We know that Anarres suffers from severe overpopulation because they have evolved a way of lie (farming on an arid planet vulnerable to years-long droughts) which _should_ require immense food surpluses be laid up in granaries and other storehouses. Instead, everyone can take food as long as there is no extreme shortage. (This is explicitly stated by Shevek in the scene with the laid-up train).

Thus, the accumulation of large food surpluses is impossible. (Heck it would be "profiteering" to even try!) And, when the drought hits, we witness an atomic-powered industrial civilization suffering from the sort of famine that the Pharoahs of Egypt had managed to avoid with a muscle-powered agricultural one.

Good going, Odonists. Circle of Life, and all that. *snicker*

IV. Weird War Tales

A. Weapons, Weapons, Who's Got the Weapons?

The Benbilian revolutionaries overthrow an armed military dictatorship -- presumably, they defeat his troops. Yet, when the A-Iotians invade, one reason the A-Iotian forces can conquer so easily is that most of the revolutionaries are unarmed.
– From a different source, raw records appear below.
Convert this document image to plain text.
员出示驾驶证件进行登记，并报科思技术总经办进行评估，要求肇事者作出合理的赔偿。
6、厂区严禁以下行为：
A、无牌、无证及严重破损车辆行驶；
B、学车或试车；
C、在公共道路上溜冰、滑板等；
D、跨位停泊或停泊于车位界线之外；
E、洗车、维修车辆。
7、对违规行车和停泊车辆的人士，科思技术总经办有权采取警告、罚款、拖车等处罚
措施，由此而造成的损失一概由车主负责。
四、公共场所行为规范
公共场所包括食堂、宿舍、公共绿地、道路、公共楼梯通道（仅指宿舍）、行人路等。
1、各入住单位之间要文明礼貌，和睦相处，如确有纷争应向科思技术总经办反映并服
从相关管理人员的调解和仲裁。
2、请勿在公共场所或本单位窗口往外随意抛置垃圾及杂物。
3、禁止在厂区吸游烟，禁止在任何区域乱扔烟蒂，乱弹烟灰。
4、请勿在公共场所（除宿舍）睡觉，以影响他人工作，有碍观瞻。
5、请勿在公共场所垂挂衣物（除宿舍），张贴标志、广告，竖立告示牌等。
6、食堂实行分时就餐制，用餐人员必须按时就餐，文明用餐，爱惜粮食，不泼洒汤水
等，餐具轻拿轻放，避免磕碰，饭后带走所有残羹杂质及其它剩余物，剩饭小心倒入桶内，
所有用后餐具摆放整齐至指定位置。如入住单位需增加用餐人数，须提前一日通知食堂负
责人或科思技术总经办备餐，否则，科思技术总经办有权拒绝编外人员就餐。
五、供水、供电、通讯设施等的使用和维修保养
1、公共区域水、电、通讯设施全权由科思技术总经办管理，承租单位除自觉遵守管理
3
Huh? All I can say is that the Benbilian Army must have made the Tsarist Russians look competent by comparison. And what happened to all the weapons that the Benbilian Army presumably had before the revolution? Did they commit suicide out of grief for the fall of the ancien regime?

B. Guerilla My Dreams

Shevek, master of military strategy, floors an Urrasti in debate by pointing out that military hierarchy is unnecessary, since, after all, guerillas manage without such things. Apparently, LeGuin had never troubled herself to learn anything about guerilla warfare, which is especially funny given that America was actually involved in a guerilla war at the time that she wrote this book -- with guerillas who had a very highly developed military heirarchy.

C. Crowd Control -- The Final Solution

The climatic A-Iotian riot scene, set in their capital city, involves a crowd of a hundred thousand or so workers, being strafed by helicopter gunships (the Blue Thunder approach to riot control, apparently). After this, the crowd is broken up by troops supported by armored cars (apparently, riot police weren't an Urrasti invention). THEN, the A-Iotian military tries to hunt down and kill the survivors.

Why? Are the A-Iotians utterly determined to decimate their own workforce? What's the point of hunting down defeated demonstrators, anyway? And how, incidentally, can the troops tell rioters from other people in the city. It looks to me as if the A-Iotian army is sacking its own capital!

Conclusion

The Dispossessed is a good book, but very deeply flawed. Ursula K. LeGuin intended to compare and contrast Anarres with the real world, but did so only by loading the balance scales -- the "real world" shown is a combination of the worst of capitalist societies; Anarres is an idealized anarcho-socialist utopia with very managable problems. At the same time, many of the problems are "the planet ate my work" type problems, supposedly due to the harshness of the environment, but clearly (to me, anyway) due to Anarresti lethargy in exploiting their opportunities.

It is peculiarly a book of its times -- c. 1970, when many intellectuals felt that America was fundamentally flawed, and that there was something alien, and better, that could be built. As such, I don't know if it will last, save with the support of nostalgiac teachers.